このプロジェクトに参加する学部生、大学院生、ポスドクを積極的に募集している。そしてチームが言うように、ANDIはいつでも仲間を募集している。

このプロジェクトは、全米科学財団のLeading Engineering for America's Prosperity, Health and Infrastructure (LEAP HI)プログラムから資金援助を受けている。

BingAIで作成


昔は「暑気」とか、「日射病」とか呼ばれていた「熱中症」もすっかり名前が定着して、そろそろ来るであろう夏の暑さに警戒を強めているように感じる。
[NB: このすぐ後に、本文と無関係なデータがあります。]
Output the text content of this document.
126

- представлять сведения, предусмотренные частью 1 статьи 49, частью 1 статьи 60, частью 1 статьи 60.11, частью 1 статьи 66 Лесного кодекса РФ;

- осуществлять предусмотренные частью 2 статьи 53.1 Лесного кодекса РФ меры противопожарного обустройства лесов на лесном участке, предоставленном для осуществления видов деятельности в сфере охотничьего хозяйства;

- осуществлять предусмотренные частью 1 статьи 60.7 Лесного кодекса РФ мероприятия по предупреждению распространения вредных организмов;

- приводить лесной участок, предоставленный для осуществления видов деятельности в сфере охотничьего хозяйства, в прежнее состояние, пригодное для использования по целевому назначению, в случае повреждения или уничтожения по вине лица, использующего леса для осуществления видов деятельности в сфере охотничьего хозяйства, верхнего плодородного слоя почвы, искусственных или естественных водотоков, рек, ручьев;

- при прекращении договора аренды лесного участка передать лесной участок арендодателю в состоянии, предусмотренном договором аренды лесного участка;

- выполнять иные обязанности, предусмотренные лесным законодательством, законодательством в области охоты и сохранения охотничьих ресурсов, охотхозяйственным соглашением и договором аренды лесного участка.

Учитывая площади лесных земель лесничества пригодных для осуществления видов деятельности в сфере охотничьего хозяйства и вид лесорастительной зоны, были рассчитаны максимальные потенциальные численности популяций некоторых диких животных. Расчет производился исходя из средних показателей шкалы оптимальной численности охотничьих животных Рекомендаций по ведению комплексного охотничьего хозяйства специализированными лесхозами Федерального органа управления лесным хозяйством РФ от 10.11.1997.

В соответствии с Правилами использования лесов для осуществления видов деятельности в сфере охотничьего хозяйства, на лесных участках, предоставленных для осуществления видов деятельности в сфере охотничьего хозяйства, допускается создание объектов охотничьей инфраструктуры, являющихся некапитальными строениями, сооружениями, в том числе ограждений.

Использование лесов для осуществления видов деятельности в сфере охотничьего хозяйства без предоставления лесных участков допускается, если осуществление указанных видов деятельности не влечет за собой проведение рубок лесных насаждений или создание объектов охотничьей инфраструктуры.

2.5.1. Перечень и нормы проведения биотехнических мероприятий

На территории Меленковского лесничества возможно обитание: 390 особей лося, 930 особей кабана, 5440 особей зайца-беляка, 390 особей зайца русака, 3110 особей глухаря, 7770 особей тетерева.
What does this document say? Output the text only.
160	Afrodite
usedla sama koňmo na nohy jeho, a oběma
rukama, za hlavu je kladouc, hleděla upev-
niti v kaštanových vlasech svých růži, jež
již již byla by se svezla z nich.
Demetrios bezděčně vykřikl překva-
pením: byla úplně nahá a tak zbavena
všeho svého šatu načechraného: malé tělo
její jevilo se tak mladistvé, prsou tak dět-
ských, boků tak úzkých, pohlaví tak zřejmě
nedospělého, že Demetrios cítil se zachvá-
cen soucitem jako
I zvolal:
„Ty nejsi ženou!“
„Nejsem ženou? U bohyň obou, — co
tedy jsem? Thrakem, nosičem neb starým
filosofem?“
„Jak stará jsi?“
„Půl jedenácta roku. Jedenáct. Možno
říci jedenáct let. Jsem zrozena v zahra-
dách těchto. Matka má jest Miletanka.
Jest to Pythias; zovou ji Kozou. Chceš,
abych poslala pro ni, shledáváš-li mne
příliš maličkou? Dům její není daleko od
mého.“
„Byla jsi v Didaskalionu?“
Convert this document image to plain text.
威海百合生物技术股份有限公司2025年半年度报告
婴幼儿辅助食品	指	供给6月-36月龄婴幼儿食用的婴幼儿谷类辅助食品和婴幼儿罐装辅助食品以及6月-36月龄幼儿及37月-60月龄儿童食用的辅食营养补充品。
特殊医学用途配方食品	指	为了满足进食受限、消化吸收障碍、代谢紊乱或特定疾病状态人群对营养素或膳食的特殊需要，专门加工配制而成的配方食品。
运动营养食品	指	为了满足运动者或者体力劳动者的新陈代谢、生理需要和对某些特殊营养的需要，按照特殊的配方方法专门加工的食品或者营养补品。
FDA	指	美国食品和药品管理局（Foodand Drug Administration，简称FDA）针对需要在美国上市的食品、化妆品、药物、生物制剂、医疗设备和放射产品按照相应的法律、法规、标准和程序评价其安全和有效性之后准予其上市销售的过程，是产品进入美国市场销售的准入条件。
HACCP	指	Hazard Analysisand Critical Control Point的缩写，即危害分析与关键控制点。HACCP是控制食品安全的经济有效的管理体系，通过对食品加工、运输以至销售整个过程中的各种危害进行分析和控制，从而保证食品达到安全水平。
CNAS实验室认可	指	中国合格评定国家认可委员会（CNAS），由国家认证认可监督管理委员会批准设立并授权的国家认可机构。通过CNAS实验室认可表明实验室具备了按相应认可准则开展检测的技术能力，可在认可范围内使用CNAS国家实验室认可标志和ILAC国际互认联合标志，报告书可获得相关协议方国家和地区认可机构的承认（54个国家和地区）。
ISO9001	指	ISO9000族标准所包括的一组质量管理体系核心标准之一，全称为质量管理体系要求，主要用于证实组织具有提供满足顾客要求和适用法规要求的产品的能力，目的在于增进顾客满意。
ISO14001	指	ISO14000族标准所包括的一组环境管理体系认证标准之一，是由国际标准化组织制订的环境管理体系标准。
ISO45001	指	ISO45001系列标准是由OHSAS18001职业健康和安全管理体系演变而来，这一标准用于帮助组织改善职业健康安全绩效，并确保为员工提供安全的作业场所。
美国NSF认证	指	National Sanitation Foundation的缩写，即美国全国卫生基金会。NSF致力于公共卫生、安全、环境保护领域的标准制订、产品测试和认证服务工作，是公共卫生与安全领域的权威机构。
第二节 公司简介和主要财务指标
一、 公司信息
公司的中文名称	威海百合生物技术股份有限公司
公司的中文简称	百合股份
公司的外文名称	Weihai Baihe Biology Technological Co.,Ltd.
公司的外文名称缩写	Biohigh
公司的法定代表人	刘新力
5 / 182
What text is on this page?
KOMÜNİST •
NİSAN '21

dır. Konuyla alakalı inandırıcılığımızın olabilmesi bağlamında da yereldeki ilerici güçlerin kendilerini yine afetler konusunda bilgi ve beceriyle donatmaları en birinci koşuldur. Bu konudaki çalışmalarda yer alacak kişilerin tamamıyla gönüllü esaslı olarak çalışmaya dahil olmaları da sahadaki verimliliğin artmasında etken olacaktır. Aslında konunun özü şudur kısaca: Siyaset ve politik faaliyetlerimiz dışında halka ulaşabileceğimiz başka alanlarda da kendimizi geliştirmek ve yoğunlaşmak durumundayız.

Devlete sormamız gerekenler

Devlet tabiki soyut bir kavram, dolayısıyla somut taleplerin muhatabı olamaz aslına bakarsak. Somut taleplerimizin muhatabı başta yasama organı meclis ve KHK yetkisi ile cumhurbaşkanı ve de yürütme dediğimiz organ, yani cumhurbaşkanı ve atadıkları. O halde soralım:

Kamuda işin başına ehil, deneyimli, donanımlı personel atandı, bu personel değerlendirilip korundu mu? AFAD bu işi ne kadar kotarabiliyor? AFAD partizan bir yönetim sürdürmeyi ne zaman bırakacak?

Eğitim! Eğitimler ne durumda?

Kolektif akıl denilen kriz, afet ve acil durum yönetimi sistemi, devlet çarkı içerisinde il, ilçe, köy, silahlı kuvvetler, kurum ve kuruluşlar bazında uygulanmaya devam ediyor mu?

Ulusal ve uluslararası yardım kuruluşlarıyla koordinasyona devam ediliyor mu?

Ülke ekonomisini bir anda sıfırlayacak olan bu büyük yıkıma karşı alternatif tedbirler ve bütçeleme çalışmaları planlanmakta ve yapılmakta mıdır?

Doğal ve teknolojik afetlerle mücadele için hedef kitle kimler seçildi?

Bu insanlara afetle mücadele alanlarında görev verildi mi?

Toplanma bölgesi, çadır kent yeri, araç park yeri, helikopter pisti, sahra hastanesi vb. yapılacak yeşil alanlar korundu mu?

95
実際ニュースから熱中症で運ばれた人が報道でも発表されているし、熱いなと感じてきたら、エアコンのスイッチを入れることを迷ってはいけない。電気代高くなったけれど。

このロボットは温暖化が進むことで厳しくなっていく暑さが人体にどのように影響を与えるかを身をもって教えてくれる。たしかに生きている人間が人身御供になることはない。

以前に夏のコミックマーケットに取材した映像があって、マジンガーZに扮していた人のサーモグラフィーを見ていたら、メチャクチャ高温になっていた。暑さ対策をしてるだろうけれど、そうやって好きを通してやり抜く人がいる。

ロボットが酷暑で暑がってくれるところをモニターして、熱がこもる場所というところなど、理解が深まってくれれば、今後体温を下げる方法により効率的な手段が見つかるかもと思っている。セオリーから行くと筋肉が薄くて血管が近い、脇の下や首筋などを冷やすと効果的ではあると言うけれど。

人の身体も全く同じではないから、性差、年齢、体格によってはシミュレーションの結果が変わってくるんだろう。その人ごとに細かくできる暑さ対策プランが立てられたら、熱中症で倒れる人も少なくなるのかも。

熱中症で亡くなるのは高齢者が多いので、高齢者向けにいいことができれば。